Des entrevues plus récentes avec William Okeymaw de la réserve Sucker Creek et Felix Gobot de Fort Chipewyan confirment que le traité devait [TRADUCTION] "demeurer en vigueur aussi longtemps que le soleil brillerait et que les rivières couleraient" (voir: p. 151 de "Interviews with Elders" de Peter O'Chiese et autres, dans The Spirit of the Alberta Indian Treaties, op. cit., aux pp. 113 à 160). Lynn Hickey, Richard L. Lightning et Gordon Lee qui ont mené plusieurs entrevues avec des anciens dans le territoire visé par le Traité no 8, résument le résultat de leurs recherches de la façon suivante dans "T.A.R.R. Interview with Elders Program" dans The Spirit of the Alberta Indian Treaties, aux pp. 103 à 112 (à la p. 106):
[TRADUCTION] On reconnaît que le traité exigeait de céder les terres bien que peu de gens aient compris qu'il s'agissait d'une entente en vue de partager les terres ou d'en céder la surface seulement. Les terres sont cependant la seule chose qui ait été cédée. Selon la plupart des anciens, le principal sujet de discussion du traité portait sur la chasse, la pêche et le piégeage et sur la façon dont les droits de poursuivre leur mode de subsistance traditionnel n'ont pas été abandonnés et ont même été l'objet d'une garantie importante dans le traité de manière à exister éternellement. Le fait de céder les terres ne porterait pas atteinte au mode de subsistance des Indiens et c'est à cette seule condition que les Indiens ont signé le traité. [Je souligne.]

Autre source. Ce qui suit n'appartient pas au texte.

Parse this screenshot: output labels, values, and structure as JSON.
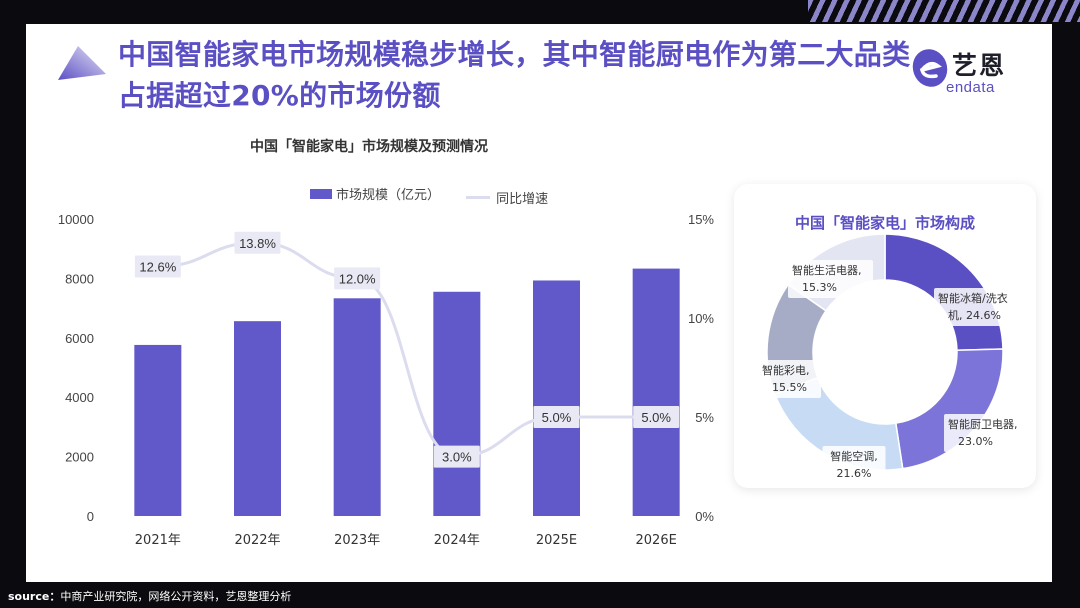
{
  "title": "中国智能家电市场规模稳步增长，其中智能厨电作为第二大品类占据超过20%的市场份额",
  "brand": {
    "name": "艺恩",
    "sub": "endata"
  },
  "colors": {
    "bar": "#6158c9",
    "line": "#dcdcef",
    "title": "#5b4fc4"
  },
  "source_label": "source：",
  "source_text": "中商产业研究院，网络公开资料，艺恩整理分析",
  "chart_data": [
    {
      "type": "bar",
      "title": "中国「智能家电」市场规模及预测情况",
      "categories": [
        "2021年",
        "2022年",
        "2023年",
        "2024年",
        "2025E",
        "2026E"
      ],
      "series": [
        {
          "name": "市场规模（亿元）",
          "type": "bar",
          "axis": "left",
          "values": [
            5760,
            6560,
            7330,
            7550,
            7930,
            8330
          ]
        },
        {
          "name": "同比增速",
          "type": "line",
          "axis": "right",
          "values": [
            12.6,
            13.8,
            12.0,
            3.0,
            5.0,
            5.0
          ],
          "labels": [
            "12.6%",
            "13.8%",
            "12.0%",
            "3.0%",
            "5.0%",
            "5.0%"
          ]
        }
      ],
      "ylim": [
        0,
        10000
      ],
      "yticks": [
        "10000",
        "8000",
        "6000",
        "4000",
        "2000",
        "0"
      ],
      "y2lim": [
        0,
        15
      ],
      "y2ticks": [
        "15%",
        "10%",
        "5%",
        "0%"
      ],
      "grid": false,
      "legend": "top"
    },
    {
      "type": "pie",
      "title": "中国「智能家电」市场构成",
      "slices": [
        {
          "label_1": "智能冰箱/洗衣",
          "label_2": "机, 24.6%",
          "value": 24.6,
          "color": "#5a50c4"
        },
        {
          "label_1": "智能厨卫电器,",
          "label_2": "23.0%",
          "value": 23.0,
          "color": "#7c74d9"
        },
        {
          "label_1": "智能空调,",
          "label_2": "21.6%",
          "value": 21.6,
          "color": "#c7dcf4"
        },
        {
          "label_1": "智能彩电,",
          "label_2": "15.5%",
          "value": 15.5,
          "color": "#a6acc6"
        },
        {
          "label_1": "智能生活电器,",
          "label_2": "15.3%",
          "value": 15.3,
          "color": "#e3e5f3"
        }
      ]
    }
  ]
}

Bien qu'il faille évidemment être conscient du fait que la preuve testimoniale contemporaine relative au sens des dispositions du Traité no 8 ne permettra pas nécessairement de saisir la compréhension du traité que les Indiens avaient en 1899, j'estime que cette preuve est pertinente lorsqu'elle confirme la preuve documentaire relative à la signification du traité. En effet, j'estime particulièrement important le fait que les commissaires qui ont négocié le Traité no 8, les historiens qui l'ont étudié et les Indiens de plusieurs générations différentes visés par ce traité aient affirmé unanimement que la promesse du gouvernement canadien que les droits de chasse, de pêche et de piégeage seraient éternellement protégés était la condition sine qua non de la signature du Traité no 8 par les Indiens. La chasse, la pêche et le piégeage étaient au centre de leur mode de vie. Pourvu que leurs moyens de subsistance soient protégés, les Indiens étaient prêts à conférer au gouvernement du Canada le [TRADUCTION] "titre" sur les terres visées par le Traité no 8.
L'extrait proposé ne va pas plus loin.